Intro to Project Management: Project Risk Management - Residual vs. Secondary Risks

What This Is

Residual and secondary risks are two types of risks that project managers need to identify, assess, and mitigate to ensure successful project delivery. Residual risks are the risks that remain after all identified risks have been addressed, while secondary risks are new risks that arise from the implementation of risk responses. Understanding the difference between these two types of risks is crucial for effective risk management.

For example, consider a project to build a new highway. The project manager identifies risks such as inclement weather, labor shortages, and material delays. After implementing risk responses, such as hiring additional labor and using weather-resistant materials, the project manager realizes that there is still a risk of accidents on the highway due to the new design. This is a residual risk. However, during the construction process, the project manager discovers that the new design also creates a risk of increased traffic congestion in the surrounding area. This is a secondary risk.

Key Terms & Formulas

• Residual Risk: The risk that remains after all identified risks have been addressed.
• Secondary Risk: A new risk that arises from the implementation of risk responses.
• Risk Matrix: A tool used to categorize and prioritize risks based on their likelihood and impact.
• Risk Register: A document that tracks and monitors risks throughout the project.
• Risk Response: A plan to mitigate or manage a risk.
• Risk Tolerance: The level of risk that an organization is willing to accept.
• Risk Appetite: The level of risk that an organization is willing to take on.
• Expected Monetary Value (EMV): The expected value of a risk, calculated as the product of the probability and impact of the risk.
• EMV = P × I (Expected Monetary Value = Probability × Impact)
• Sensitivity Analysis: A technique used to analyze how changes in assumptions affect the project's outcome.

Step-by-Step / Process Flow

1. Identify Risks: Use tools such as the risk matrix and risk register to identify potential risks.
2. Qualify Risks: Assess the likelihood and impact of each risk to determine its level of risk.
3. Plan Responses: Develop a risk response plan to mitigate or manage each risk.
4. Monitor Risks: Continuously monitor risks throughout the project and update the risk register as necessary.
5. Review and Update: Review and update the risk register regularly to ensure that the risk management plan remains effective.

Common Mistakes

• Mistake: Failing to identify residual risks after implementing risk responses.
• Correction: Continuously monitor risks and update the risk register to ensure that all risks are addressed.
• Mistake: Confusing secondary risks with residual risks.
• Correction: Distinguish between secondary risks, which arise from the implementation of risk responses, and residual risks, which remain after all identified risks have been addressed.
• Mistake: Failing to consider the impact of secondary risks on the project.
• Correction: Continuously monitor the project for secondary risks and update the risk management plan as necessary.

Exam Tips

• Tip: Be able to distinguish between residual and secondary risks.
• Tip: Understand the importance of risk tolerance and risk appetite in risk management.
• Tip: Be familiar with the risk matrix and risk register tools.

Quick Practice Questions

1. If a project manager identifies a risk of inclement weather and implements a risk response by hiring additional labor, what type of risk is the risk of accidents on the highway due to the new design?
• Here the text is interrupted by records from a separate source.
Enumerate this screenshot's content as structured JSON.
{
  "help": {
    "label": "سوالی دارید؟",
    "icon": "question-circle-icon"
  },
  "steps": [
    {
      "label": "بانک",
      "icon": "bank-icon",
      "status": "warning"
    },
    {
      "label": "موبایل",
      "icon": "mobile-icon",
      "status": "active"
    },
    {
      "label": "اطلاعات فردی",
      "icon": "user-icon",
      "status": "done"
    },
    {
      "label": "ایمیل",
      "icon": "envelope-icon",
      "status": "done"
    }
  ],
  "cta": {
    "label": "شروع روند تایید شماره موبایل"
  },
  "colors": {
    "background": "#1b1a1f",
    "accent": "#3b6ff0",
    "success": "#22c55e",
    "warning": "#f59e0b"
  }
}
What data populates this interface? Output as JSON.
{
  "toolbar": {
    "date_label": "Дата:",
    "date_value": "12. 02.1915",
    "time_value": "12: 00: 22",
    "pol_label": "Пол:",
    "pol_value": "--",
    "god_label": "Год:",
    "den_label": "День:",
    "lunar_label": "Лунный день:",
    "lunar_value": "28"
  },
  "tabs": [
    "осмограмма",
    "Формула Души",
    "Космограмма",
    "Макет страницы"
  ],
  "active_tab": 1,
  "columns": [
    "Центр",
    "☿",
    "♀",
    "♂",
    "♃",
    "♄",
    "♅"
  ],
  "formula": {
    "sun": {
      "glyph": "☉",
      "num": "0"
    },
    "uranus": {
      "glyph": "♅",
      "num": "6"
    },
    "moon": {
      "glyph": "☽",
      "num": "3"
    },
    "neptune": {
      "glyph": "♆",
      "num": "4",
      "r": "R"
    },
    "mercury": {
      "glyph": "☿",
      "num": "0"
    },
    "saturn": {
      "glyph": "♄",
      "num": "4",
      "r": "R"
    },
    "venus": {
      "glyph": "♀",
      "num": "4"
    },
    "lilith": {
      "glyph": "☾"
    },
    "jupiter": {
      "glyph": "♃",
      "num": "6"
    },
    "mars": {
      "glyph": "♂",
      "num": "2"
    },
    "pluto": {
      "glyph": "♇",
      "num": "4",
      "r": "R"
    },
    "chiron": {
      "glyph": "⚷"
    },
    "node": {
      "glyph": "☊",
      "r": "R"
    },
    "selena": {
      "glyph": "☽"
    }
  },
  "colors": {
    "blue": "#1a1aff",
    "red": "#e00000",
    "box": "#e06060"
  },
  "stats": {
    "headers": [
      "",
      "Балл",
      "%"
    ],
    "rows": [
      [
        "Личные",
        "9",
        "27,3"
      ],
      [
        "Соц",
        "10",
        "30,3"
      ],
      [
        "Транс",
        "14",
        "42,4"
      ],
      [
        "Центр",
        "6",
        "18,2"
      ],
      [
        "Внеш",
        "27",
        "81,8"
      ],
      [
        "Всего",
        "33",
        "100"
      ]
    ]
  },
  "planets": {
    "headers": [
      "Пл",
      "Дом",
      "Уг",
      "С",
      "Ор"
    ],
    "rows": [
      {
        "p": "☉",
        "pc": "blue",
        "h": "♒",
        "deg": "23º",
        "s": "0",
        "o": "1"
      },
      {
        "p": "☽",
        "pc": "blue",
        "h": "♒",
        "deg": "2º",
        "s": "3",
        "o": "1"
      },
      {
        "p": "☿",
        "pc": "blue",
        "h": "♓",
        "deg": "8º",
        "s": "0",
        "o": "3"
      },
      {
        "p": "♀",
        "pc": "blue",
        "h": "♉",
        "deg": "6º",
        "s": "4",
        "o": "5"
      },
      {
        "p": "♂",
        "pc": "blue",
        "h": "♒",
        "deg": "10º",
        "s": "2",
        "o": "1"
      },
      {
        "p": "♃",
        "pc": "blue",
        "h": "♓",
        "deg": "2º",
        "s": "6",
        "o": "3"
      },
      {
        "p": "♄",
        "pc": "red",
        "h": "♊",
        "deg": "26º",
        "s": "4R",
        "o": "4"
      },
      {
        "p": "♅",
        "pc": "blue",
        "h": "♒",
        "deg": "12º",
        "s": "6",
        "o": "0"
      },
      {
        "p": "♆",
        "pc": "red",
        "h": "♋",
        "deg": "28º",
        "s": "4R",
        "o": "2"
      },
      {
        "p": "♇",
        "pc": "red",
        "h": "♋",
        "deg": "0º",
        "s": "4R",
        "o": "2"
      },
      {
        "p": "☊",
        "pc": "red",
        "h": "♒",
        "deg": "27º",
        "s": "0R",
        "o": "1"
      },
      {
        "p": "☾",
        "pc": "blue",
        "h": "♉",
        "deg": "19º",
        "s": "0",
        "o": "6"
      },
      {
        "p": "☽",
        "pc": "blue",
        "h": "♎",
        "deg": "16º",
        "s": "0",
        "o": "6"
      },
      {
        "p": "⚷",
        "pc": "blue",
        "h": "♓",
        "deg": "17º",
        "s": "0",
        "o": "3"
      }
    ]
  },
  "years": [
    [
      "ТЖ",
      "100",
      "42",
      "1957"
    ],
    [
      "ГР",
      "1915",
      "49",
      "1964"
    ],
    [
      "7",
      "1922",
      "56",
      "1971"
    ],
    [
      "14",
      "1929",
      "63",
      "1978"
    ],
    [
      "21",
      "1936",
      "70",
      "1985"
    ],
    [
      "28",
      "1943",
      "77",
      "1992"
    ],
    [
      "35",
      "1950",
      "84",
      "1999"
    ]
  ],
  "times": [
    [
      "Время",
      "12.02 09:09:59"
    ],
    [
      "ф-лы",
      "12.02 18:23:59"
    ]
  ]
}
Answer: Residual risk. Explanation: The risk of accidents on the highway is a residual risk because it remains after the project manager has addressed the risk of inclement weather.
2. If a project manager discovers a new risk of increased traffic congestion in the surrounding area due to the new design, what type of risk is this? Answer: Secondary risk. Explanation: The risk of increased traffic congestion is a secondary risk because it arises from the implementation of the risk response to the risk of inclement weather.
3. If a project manager has a risk tolerance of 10% and a risk appetite of 20%, what does this mean for the project? Answer: The project manager is willing to accept a higher level of risk than the organization is willing to tolerate. Explanation: The project manager's risk appetite is higher than their risk tolerance, which means they are willing to take on more risk than the organization is willing to accept.

Last-Minute Cram Sheet

• Residual Risk: The risk that remains after all identified risks have been addressed.
• Secondary Risk: A new risk that arises from the implementation of risk responses.
• Risk Matrix: A tool used to categorize and prioritize risks based on their likelihood and impact.
• Risk Register: A document that tracks and monitors risks throughout the project.
• Risk Response: A plan to mitigate or manage a risk.
• Risk Tolerance: The level of risk that an organization is willing to accept.
• Risk Appetite: The level of risk that an organization is willing to take on.
• Expected Monetary Value (EMV): The expected value of a risk, calculated as the product of the probability and impact of the risk.
• EMV = P × I (Expected Monetary Value = Probability × Impact)
• Sensitivity Analysis: A technique used to analyze how changes in assumptions affect the project's outcome.
• Residual Risk-Secondary Risk: Understand the difference between residual and secondary risks.
• Risk Tolerance-Risk Appetite: Understand the difference between risk tolerance and risk appetite.
• Risk Matrix-Risk Register: Understand the difference between the risk matrix and risk register tools.